Признавая, что любовь к себе и к другим в принципе взаимосвязаны, как мы объясним себялюбие, которое очевидно исключает какой-либо искренний интерес к другим людям? Себялюбивый человек интересуется только собой, желает всего только для себя, чувствует удовольствие не в том, чтоб отдавать, а только в том, чтоб брать. Внешний мир воспринимается только с точки зрения того, что от него можно получить; у себялюбца нет интереса к нуждам других людей и уважения к их достоинству и целостности. Он может видеть лишь себя; он оценивает все и вся с точки зрения полезности ему; он вообще неспособен любить. Не доказывает ли это, что интерес к другим и интерес к себе составляют неизбежную альтернативу? Это было бы так, если бы себялюбие и любовь к себе были тождественны. Но такое допущение и является тем самым заблуждением, которое привело к стольким ошибочным выводам относительно нашей проблемы. Себялюбие и любовь к себе не только не тождественны, но и прямо противоположны. Себялюбец любит себя не слишком сильно, а слишком слабо; а в действительности, он ненавидит себя. Это отсутствие любви к себе и заботы о себе, которое составляет лишь одно из проявлений отсутствия плодотворности, делает его опустошенным и фрустрированным. Он по необходимости несчастен и тревожно сосредоточен на том, чтоб урвать от жизни те удовольствия, которые он сам же себе мешает получить. Кажется, что он слишком заботится о себе, но в действительности он лишь делает безуспешные попытки скрыть и компенсировать отсутствие заботы о своем реальном «я». Фрейд признает, что себялюбивый человек — нарциссист, раз он отказывает в любви другим людям и обращает ее на самого себя. Верно, что себялюбивые люди неспособны любить других, но они неспособны любить и самих себя.

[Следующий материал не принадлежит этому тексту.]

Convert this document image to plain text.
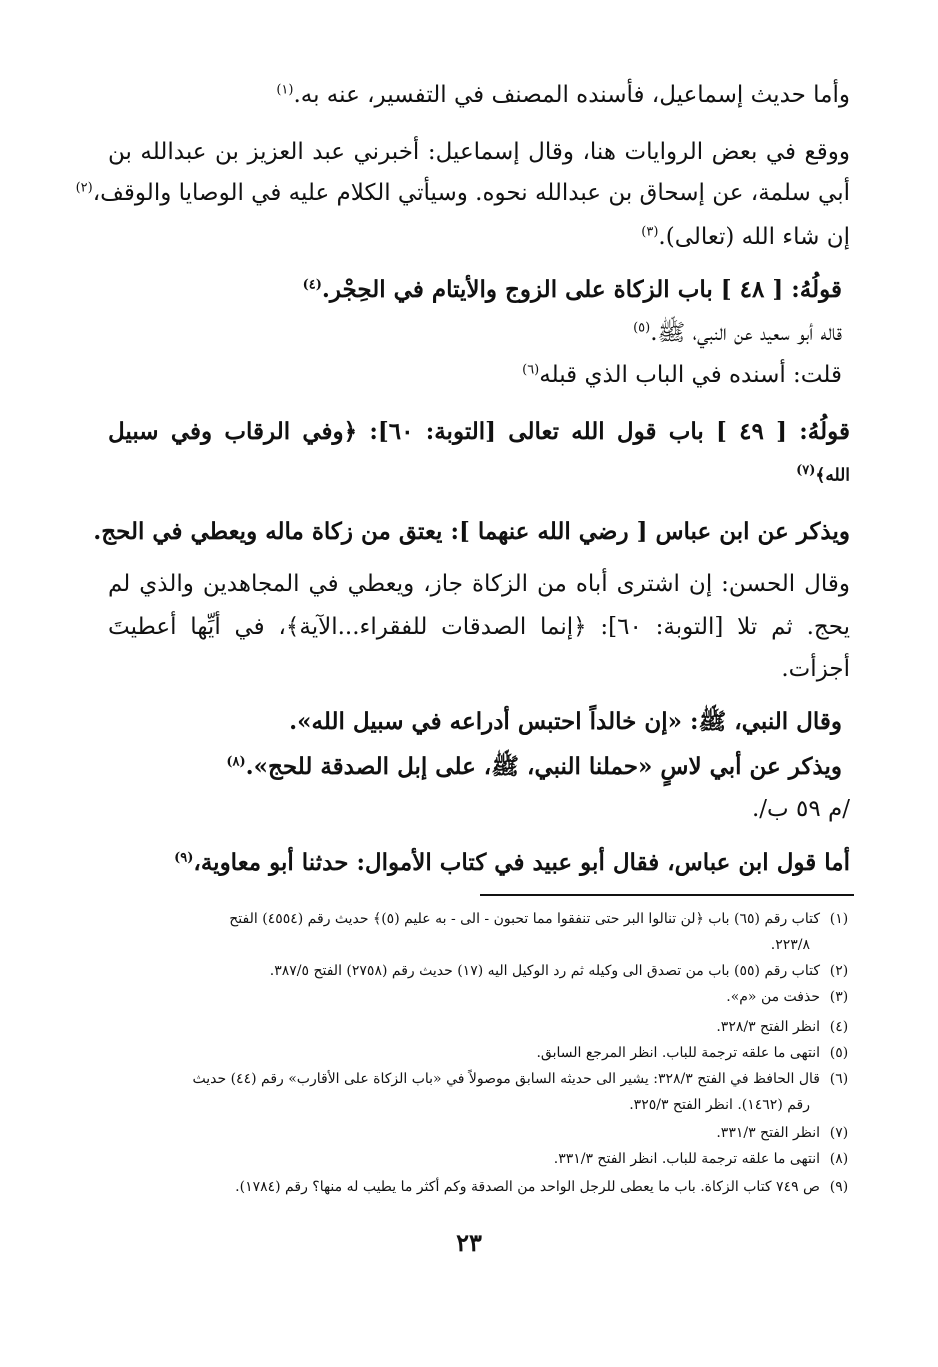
وأما حديث إسماعيل، فأسنده المصنف في التفسير، عنه به.$^{(١)}$
ووقع في بعض الروايات هنا، وقال إسماعيل: أخبرني عبد العزيز بن عبدالله بن
أبي سلمة، عن إسحاق بن عبدالله نحوه. وسيأتي الكلام عليه في الوصايا والوقف،$^{(٢)}$
إن شاء الله (تعالى).$^{(٣)}$
قولُهُ: [ ٤٨ ] باب الزكاة على الزوج والأيتام في الحِجْر.$^{(٤)}$
قاله أبو سعيد عن النبي، ﷺ.$^{(٥)}$
قلت: أسنده في الباب الذي قبله$^{(٦)}$
قولُهُ: [ ٤٩ ] باب قول الله تعالى [التوبة: ٦٠]: ﴿وفي الرقاب وفي سبيل
الله﴾$^{(٧)}$
ويذكر عن ابن عباس [ رضي الله عنهما ]: يعتق من زكاة ماله ويعطي في الحج.
وقال الحسن: إن اشترى أباه من الزكاة جاز، ويعطي في المجاهدين والذي لم
يحج. ثم تلا [التوبة: ٦٠]: ﴿إنما الصدقات للفقراء...الآية﴾، في أيِّها أعطيتَ
أجزأت.
وقال النبي، ﷺ: «إن خالداً احتبس أدراعه في سبيل الله».
ويذكر عن أبي لاسٍ «حملنا النبي، ﷺ، على إبل الصدقة للحج».$^{(٨)}$
/م ٥٩ ب/.
أما قول ابن عباس، فقال أبو عبيد في كتاب الأموال: حدثنا أبو معاوية،$^{(٩)}$
(١)كتاب رقم (٦٥) باب ﴿لن تنالوا البر حتى تنفقوا مما تحبون - الى - به عليم (٥)﴾ حديث رقم (٤٥٥٤) الفتح
٢٢٣/٨.
(٢)كتاب رقم (٥٥) باب من تصدق الى وكيله ثم رد الوكيل اليه (١٧) حديث رقم (٢٧٥٨) الفتح ٣٨٧/٥.
(٣)حذفت من «م».
(٤)انظر الفتح ٣٢٨/٣.
(٥)انتهى ما علقه ترجمة للباب. انظر المرجع السابق.
(٦)قال الحافظ في الفتح ٣٢٨/٣: يشير الى حديثه السابق موصولاً في «باب الزكاة على الأقارب» رقم (٤٤) حديث
رقم (١٤٦٢). انظر الفتح ٣٢٥/٣.
(٧)انظر الفتح ٣٣١/٣.
(٨)انتهى ما علقه ترجمة للباب. انظر الفتح ٣٣١/٣.
(٩)ص ٧٤٩ كتاب الزكاة. باب ما يعطى للرجل الواحد من الصدقة وكم أكثر ما يطيب له منها؟ رقم (١٧٨٤).
٢٣
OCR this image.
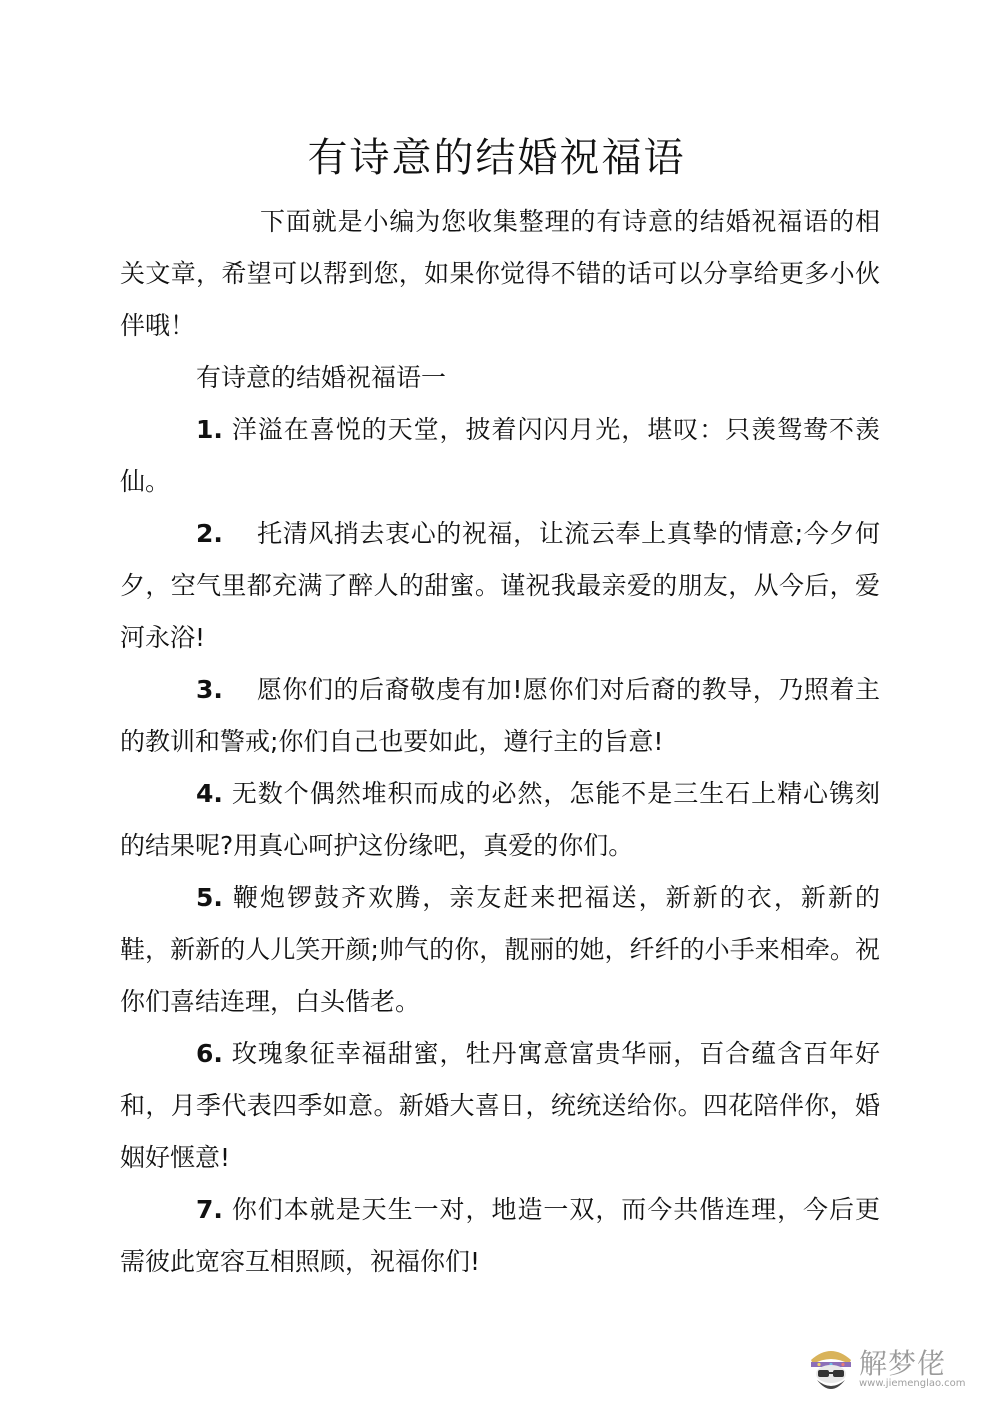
有诗意的结婚祝福语

下面就是小编为您收集整理的有诗意的结婚祝福语的相关文章，希望可以帮到您，如果你觉得不错的话可以分享给更多小伙伴哦！

有诗意的结婚祝福语一

1. 洋溢在喜悦的天堂，披着闪闪月光，堪叹：只羡鸳鸯不羡仙。

2. 托清风捎去衷心的祝福，让流云奉上真挚的情意;今夕何夕，空气里都充满了醉人的甜蜜。谨祝我最亲爱的朋友，从今后，爱河永浴!

3. 愿你们的后裔敬虔有加!愿你们对后裔的教导，乃照着主的教训和警戒;你们自己也要如此，遵行主的旨意!

4. 无数个偶然堆积而成的必然，怎能不是三生石上精心镌刻的结果呢?用真心呵护这份缘吧，真爱的你们。

5. 鞭炮锣鼓齐欢腾，亲友赶来把福送，新新的衣，新新的鞋，新新的人儿笑开颜;帅气的你，靓丽的她，纤纤的小手来相牵。祝你们喜结连理，白头偕老。

6. 玫瑰象征幸福甜蜜，牡丹寓意富贵华丽，百合蕴含百年好和，月季代表四季如意。新婚大喜日，统统送给你。四花陪伴你，婚姻好惬意!

7. 你们本就是天生一对，地造一双，而今共偕连理，今后更需彼此宽容互相照顾，祝福你们!

解梦佬
www.jiemenglao.com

Себялюбие легче понять, если сравнить его с жадной сосредоточенностью на других людях, которую мы обнаруживаем, например, у чрезмерно опекающей, властной матери. Искренне считая, что она всеми силами любит свое дитя, в действительности она испытывает глубоко подавленную враждебность к объекту своего внимания. Она сверхвнимательна не потому, что слишком сильно любит ребенка, а потому, что вынуждена компенсировать свою полную неспособность любить его.

Данная теория природы себялюбия родилась из психоаналитической практики наблюдения невротического «бескорыстия», симптома невроза, наблюдаемого у немалого числа людей, обычно жалующихся не на этот симптом, а на другие, с ним связанные, вроде депрессии, утомляемости, упадка работоспособности, неудач в любовных отношениях и так далее. Это бескорыстие не только не воспринимается как «симптом», но им, как одной из самых достойных черт характера, такие люди часто даже гордятся. «Бескорыстный» человек «ничего не хочет для себя»; он «живет только для других», гордясь тем, что не считается с собой. Он приходит в недоумение, обнаруживая, что, несмотря на свое бескорыстие, он несчастен и его взаимоотношения с самыми близкими людьми не ладятся. Он хочет, чтоб его избавили от того, что он считает своими симптомами, — но не от его бескорыстия. Аналитическая работа показывает, что это бескорыстие не есть нечто побочное по отношению к другим его симптомам, а является одним из них, а на деле зачастую и самым важным из них; у него парализована способность любить или наслаждаться чем-либо; он находится во власти враждебности к жизни, и за фасадом бескорыстия скрывается утонченная, но от этого не менее сильная зацикленность на самом себе. Такого человека можно вылечить, только если проинтерпретировать его бескорыстие как симптом в ряду других симптомов с тем, чтобы откорректировать у него дефицит плодотворности, являющейся источником и его бескорыстия и других затруднений.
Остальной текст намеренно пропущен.